The innovative company chose a state that offered them  $750 million and $1 billion in tax abatements and $195 million in tax credits. Not only focusing on costs; the company truly thought out the infrastructure and logistics. “Nevada is close to Tesla’s Fremont, California assembly plant and has ready access to lithium, a raw key material for batteries that power electric cars” (WSJ).

Tesla played their cards really well in selecting Nevada. By picking a spot in the sunny, desert state they will be able to fully support a massive plant that would be energy self sufficient, using geothermal, wind and sun to provide electricity.

Personally, I think this was one of the smartest decisions that the company could have made in operations. By picking a place like Nevada they will bloom the job market in the state while boosting their finances. Currently, the unemployment rate of Nevada has been drastically high due of the economic downfall. That being said the civilians of the state will work for relatively low wages compared to the workers in California or Texas. This will not only help employ the jobless people of Nevada, but will save Tesla millions of dollars.

This transaction will not only benefit Tesla, but will also have a positive impact on Nevada as a whole. Currently, the state is known for Las Vegas and its nightlife, but what about the rest of the state?

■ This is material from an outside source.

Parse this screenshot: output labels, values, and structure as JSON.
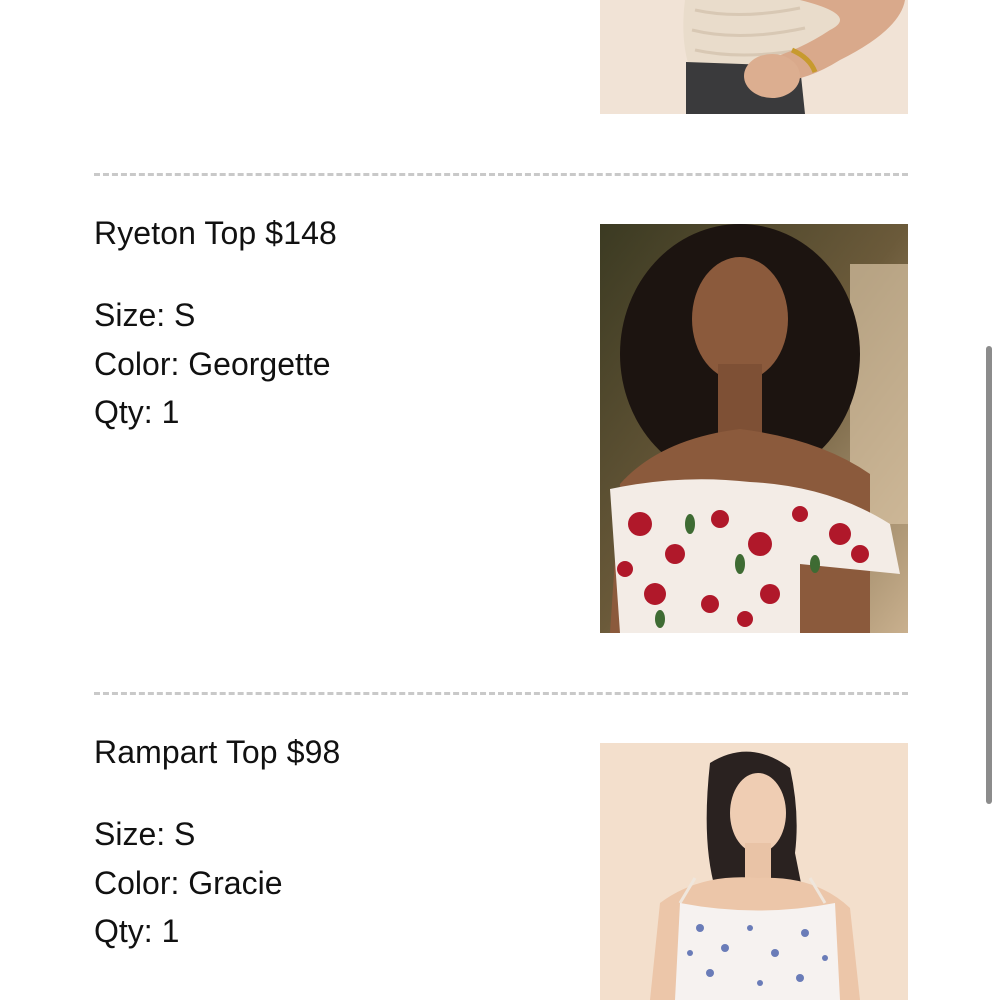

According to Forbes, the state will benefit in more jobs, a population boost, and overall a stabilized infrastructure that will drive in more companies; which will result in  a positive effect on the state’s economy.

My question to everyone else is. What role do you think the location strategy plays in the success of the company? By being near customers, suppliers, and putting that much emphasis on the infrastructure; will it truly help the position of the company?